Wie das? Los ging es in der zweiten Qualirunde, noch in der Champions League, gegen Sturm Graz. Gegen den Vizemeister der ADMIRAL Bundesliga setzte es zwei Pleiten (0:4, 0:2), woraufhin die Hearts in die Europa League „abstiegen“. Dort waren die Schotten in der dritten Qualirunde gegen den portugiesischen Rekordmeister Benfica Lissabon chancenlos (1:6/1:1) und wurden in die Conference League relegiert.
In den dortigen Playoffs glückte gegen den SK Rapid ebenfalls kein „echter“ Sieg (2:2, 2:2 n.V.), aber das 4:3 im Elfmeterschießen am Mittwochabend ließ die Hearts doch noch jubeln. Für den Klub ist der Einzug in die Ligaphase Balsam auf die tief klaffende Wunde aus dem Mai, als der HMFC am letzten Spieltag der schottischen Liga den ersten Meistertitel seit 1960 gegen Rivale Celtic Glasgow (1:3) auf dramatische Weise verspielte.

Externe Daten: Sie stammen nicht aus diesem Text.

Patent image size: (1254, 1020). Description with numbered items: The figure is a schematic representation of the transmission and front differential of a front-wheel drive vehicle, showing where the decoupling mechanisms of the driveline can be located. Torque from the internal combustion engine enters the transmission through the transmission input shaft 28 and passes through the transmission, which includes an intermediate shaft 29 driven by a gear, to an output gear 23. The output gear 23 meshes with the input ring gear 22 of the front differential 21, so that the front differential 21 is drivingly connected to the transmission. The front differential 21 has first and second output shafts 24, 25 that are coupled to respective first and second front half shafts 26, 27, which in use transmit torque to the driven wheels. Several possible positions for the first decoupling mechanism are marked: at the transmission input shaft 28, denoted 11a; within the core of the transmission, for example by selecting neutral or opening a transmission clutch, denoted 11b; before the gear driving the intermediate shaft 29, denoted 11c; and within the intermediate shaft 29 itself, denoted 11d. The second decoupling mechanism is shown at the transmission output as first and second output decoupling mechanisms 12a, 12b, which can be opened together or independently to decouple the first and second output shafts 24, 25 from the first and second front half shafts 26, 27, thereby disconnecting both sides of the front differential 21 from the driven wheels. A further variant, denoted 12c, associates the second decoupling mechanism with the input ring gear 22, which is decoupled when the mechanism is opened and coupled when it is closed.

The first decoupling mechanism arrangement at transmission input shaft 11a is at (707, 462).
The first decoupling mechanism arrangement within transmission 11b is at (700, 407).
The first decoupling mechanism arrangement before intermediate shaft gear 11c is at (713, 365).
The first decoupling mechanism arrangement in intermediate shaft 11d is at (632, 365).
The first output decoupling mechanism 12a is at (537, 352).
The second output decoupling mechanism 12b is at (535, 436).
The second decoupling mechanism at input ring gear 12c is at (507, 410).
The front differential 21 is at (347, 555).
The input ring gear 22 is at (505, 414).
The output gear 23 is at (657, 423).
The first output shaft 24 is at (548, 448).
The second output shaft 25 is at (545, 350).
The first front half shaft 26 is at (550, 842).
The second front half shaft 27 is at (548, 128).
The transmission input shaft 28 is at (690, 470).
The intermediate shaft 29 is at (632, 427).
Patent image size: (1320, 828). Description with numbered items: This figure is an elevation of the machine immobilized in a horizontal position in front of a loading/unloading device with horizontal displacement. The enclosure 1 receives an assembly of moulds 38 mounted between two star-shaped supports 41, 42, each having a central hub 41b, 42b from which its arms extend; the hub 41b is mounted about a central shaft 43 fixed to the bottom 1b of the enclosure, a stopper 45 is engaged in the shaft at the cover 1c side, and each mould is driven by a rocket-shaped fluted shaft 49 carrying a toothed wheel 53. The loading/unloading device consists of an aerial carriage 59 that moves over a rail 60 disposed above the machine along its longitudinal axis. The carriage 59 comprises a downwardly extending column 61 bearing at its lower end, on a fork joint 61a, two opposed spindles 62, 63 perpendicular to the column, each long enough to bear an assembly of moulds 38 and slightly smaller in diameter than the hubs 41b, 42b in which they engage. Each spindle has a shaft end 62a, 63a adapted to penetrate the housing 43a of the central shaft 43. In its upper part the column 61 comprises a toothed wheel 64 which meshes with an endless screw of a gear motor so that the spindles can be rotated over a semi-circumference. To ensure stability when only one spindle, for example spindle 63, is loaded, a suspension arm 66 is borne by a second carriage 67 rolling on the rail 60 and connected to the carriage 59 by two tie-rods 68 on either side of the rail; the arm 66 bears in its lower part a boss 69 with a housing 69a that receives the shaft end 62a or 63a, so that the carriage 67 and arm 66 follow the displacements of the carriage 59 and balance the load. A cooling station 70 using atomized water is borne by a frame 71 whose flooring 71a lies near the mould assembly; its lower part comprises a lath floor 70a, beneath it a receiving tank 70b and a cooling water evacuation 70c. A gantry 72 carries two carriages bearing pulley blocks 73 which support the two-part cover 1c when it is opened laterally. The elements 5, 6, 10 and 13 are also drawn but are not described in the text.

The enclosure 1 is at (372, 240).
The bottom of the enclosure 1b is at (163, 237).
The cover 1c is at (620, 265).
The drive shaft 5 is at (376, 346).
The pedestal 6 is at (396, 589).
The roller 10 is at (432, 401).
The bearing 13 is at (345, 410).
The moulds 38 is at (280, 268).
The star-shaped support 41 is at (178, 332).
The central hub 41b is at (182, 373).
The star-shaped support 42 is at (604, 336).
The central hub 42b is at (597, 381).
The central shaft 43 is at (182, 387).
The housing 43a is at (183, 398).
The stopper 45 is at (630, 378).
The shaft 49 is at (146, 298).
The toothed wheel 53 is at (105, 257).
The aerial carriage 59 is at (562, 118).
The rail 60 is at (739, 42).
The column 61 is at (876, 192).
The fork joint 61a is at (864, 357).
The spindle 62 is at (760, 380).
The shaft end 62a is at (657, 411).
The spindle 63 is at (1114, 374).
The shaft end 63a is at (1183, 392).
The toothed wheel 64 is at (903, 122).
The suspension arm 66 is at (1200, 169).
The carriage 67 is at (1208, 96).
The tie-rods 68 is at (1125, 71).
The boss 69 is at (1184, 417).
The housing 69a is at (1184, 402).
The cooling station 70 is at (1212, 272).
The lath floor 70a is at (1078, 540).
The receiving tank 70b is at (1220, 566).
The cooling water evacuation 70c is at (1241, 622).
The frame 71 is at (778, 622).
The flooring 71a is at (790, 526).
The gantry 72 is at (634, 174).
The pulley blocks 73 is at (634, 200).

„Wir müssen aus dem Spiel lernen“: Die Stimmen zum Rapid-Aus gegen die Hearts
Im Jubel über den Coup von Wien erlaubte sich der Klub einen kleinen Seitenhieb auf Celtic, das in den Champions-League-Playoffs am LASK (3:0, 1:5 n.V.) gescheitert war. „Playoffs in Österreich zu gewinnen, ist nicht jedermanns Sache…“, hieß es bei X zu einem Siegerfoto.
Winning play-offs in Austria isn’t for everyone… pic.twitter.com/k1J9lTKpn4
— Heart of Midlothian FC (@JamTarts) August 26, 2026
„Ich bin so stolz auf die Jungs“, sagte Trainer Wouter Vrancken, der wie ein Dutzend Profis neu im Klub ist. „Sie haben sich belohnt, ich freue mich sehr für sie.“ Auch ohne „echten“ Sieg.